Zhang Yuan, Li Jie, Zhang Shu
Department of Respiratory and Critical Care Medicine, Beijing Institute of Respiratory Medicine and Beijing Chao Yang Hospital, Capital Medical University, Beijing, China.
Front Med (Lausanne). 2023 Apr 5;10:1099685. doi: 10.3389/fmed.2023.1099685. eCollection 2023.
Malignant pleural mesothelioma (MPM) is a kind of pleural cancer characterized by low incidence but high invasiveness. There is heterogeneity in survival among patients with MPM. Inflammation-related and electrolyte laboratory variables were previously reported as potential predictors of survival. We evaluated the relationship between overall survival and pre-treatment biomarkers.
Patients diagnosed with MPM in Beijing Chaoyang Hospital for more than 10 years were screened for this study. All basic, clinical, radiologic and laboratory variables were collected.
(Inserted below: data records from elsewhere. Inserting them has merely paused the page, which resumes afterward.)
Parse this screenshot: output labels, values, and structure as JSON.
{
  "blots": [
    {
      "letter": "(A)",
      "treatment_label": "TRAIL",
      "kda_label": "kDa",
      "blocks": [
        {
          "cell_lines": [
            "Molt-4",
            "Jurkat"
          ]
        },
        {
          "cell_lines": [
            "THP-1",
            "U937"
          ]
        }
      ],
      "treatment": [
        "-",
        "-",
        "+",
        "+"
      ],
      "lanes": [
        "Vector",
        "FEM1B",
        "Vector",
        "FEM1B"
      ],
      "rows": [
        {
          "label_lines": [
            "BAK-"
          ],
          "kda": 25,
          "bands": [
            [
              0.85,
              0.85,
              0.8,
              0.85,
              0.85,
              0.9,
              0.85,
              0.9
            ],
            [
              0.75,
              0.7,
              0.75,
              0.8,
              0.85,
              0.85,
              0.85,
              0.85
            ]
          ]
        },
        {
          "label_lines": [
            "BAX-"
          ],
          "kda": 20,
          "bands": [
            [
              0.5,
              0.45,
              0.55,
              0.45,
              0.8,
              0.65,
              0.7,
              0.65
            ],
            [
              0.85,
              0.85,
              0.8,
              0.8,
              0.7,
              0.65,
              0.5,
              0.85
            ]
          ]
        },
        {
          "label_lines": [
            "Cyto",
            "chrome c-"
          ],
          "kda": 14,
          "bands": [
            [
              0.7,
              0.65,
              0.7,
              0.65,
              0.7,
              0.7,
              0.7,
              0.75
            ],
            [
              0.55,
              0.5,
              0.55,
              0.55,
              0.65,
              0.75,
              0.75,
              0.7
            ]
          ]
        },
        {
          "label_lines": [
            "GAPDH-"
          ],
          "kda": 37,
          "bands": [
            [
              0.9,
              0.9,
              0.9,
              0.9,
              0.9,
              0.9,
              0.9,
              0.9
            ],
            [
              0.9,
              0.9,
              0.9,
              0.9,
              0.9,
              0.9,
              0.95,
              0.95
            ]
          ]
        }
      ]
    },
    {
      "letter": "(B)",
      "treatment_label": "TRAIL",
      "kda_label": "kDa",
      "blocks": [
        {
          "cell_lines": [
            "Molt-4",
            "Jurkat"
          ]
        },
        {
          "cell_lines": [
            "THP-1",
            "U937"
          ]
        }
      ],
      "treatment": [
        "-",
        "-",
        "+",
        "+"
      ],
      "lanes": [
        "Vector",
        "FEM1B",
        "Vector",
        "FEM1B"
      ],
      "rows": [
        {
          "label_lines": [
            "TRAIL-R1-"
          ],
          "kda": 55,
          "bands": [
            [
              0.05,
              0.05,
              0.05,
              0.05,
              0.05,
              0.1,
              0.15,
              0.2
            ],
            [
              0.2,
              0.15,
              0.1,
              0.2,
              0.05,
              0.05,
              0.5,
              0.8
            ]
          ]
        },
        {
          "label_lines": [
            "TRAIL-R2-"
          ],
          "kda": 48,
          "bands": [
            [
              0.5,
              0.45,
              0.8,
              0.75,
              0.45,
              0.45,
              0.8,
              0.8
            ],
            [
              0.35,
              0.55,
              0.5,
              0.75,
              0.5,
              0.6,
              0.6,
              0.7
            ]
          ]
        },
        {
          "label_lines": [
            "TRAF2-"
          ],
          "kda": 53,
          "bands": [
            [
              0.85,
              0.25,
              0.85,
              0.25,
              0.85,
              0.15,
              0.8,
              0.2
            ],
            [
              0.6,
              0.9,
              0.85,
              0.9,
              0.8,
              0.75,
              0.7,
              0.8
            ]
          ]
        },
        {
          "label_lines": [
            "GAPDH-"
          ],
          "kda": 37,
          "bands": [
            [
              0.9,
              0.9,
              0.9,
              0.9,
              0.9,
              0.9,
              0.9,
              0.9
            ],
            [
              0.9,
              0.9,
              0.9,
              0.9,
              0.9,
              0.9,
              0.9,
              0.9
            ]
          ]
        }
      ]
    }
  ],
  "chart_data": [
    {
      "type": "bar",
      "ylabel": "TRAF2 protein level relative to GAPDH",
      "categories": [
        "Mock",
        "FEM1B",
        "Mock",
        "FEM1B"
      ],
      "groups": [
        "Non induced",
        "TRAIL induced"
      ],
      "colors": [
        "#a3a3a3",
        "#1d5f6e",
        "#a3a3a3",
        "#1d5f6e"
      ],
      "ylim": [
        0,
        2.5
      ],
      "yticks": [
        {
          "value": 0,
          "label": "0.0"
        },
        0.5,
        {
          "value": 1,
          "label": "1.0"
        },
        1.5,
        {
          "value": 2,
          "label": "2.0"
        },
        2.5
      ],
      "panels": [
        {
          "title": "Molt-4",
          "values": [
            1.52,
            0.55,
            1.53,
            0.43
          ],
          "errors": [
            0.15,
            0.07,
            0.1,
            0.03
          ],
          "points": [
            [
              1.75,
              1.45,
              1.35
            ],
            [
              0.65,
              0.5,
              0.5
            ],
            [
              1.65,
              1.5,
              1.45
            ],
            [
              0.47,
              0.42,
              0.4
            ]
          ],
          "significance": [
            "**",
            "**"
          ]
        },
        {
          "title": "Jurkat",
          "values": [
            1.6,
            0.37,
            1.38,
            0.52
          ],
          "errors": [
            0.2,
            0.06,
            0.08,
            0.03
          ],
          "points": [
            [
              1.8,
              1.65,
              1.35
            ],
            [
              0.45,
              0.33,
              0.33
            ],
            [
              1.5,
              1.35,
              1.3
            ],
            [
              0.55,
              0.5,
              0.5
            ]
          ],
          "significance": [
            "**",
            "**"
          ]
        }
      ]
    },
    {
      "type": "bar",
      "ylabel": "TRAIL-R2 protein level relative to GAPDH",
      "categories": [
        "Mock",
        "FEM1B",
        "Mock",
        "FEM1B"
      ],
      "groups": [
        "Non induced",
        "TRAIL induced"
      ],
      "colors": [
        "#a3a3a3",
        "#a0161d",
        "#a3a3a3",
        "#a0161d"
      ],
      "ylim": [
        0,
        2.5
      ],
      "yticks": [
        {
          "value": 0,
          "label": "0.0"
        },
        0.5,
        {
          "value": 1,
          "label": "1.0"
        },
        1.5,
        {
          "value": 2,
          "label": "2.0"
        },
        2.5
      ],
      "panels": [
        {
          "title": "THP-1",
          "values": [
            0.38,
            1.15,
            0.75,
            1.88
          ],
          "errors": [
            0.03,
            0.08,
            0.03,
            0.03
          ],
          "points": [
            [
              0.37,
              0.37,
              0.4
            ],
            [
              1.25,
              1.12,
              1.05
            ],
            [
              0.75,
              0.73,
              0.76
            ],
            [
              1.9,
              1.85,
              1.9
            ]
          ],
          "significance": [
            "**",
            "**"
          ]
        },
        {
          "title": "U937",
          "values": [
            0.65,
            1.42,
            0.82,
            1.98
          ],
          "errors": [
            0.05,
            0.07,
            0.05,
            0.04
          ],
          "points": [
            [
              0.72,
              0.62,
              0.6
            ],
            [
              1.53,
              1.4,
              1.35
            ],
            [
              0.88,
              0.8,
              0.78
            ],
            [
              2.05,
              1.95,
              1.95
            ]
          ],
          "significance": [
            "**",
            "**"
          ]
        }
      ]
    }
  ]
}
The COX univariable and multivariable analysis were used to explore prognostic related risk factors.
Ninety patients with MPM were included. The median follow-up of all patients was 57 months [interquartile range (IQR): 27-100 months]. The median survival time was 24 months (IQR: 12-52 months). Univariate survival analyses indicated that age, Eastern Cooperative Oncology Group Performance Status, treatment, erythrocyte sedimentation rate, calcium, lymphocyte, hemoglobin, platelet-to-lymphocyte ratio (PLR), and monocyte-to-white blood cell ratio (MWR) were significantly related to survival. Multivariable analysis demonstrated that age [hazard ratio (HR), 2.548; 95% confidence interval (CI) 1.145-5.666; = 0.022], calcium (HR, 0.480; 95% CI 0.270-0.855; = 0.013), PLR (HR, 2.152; 95% CI 1.163-3.981; = 0.015), and MWR (HR, 3.360; 95% CI 1.830-6.170; < 0.001) might have a significant impact on the prognosis.
Calcium, MWR, and PLR might be related to the prognosis of MPM patients. Analyzing the relationship between the results of inflammation-related and electrolyte laboratory variables in peripheral blood and prognosis could help clinicians evaluate the situation of patients.
恶性胸膜间皮瘤(MPM)是一种发病率低但侵袭性高的胸膜癌。MPM患者的生存存在异质性。炎症相关和电解质实验室变量此前被报道为生存的潜在预测指标。我们评估了总生存期与治疗前生物标志物之间的关系。
筛选出在北京朝阳医院诊断为MPM超过10年的患者进行本研究。收集所有基本、临床、放射学和实验室变量。采用COX单变量和多变量分析来探索预后相关危险因素。
纳入90例MPM患者。所有患者的中位随访时间为57个月[四分位间距(IQR):27 - 100个月]。中位生存时间为24个月(IQR:12 - 52个月)。单变量生存分析表明,年龄、东部肿瘤协作组体能状态、治疗、红细胞沉降率、钙、淋巴细胞、血红蛋白、血小板与淋巴细胞比值(PLR)和单核细胞与白细胞比值(MWR)与生存显著相关。多变量分析显示,年龄[风险比(HR),2.548;95%置信区间(CI)1.145 - 5.666;P = 0.022]、钙(HR,0.480;95% CI 0.270 - 0.855;P = 0.013)、PLR(HR,2.152;95% CI 1.163 - 3.981;P = 0.015)和MWR(HR,3.360;95% CI 1.830 - 6.170;P < 0.001)可能对预后有显著影响。
钙、MWR和PLR可能与MPM患者的预后相关。分析外周血中炎症相关和电解质实验室变量结果与预后的关系有助于临床医生评估患者情况。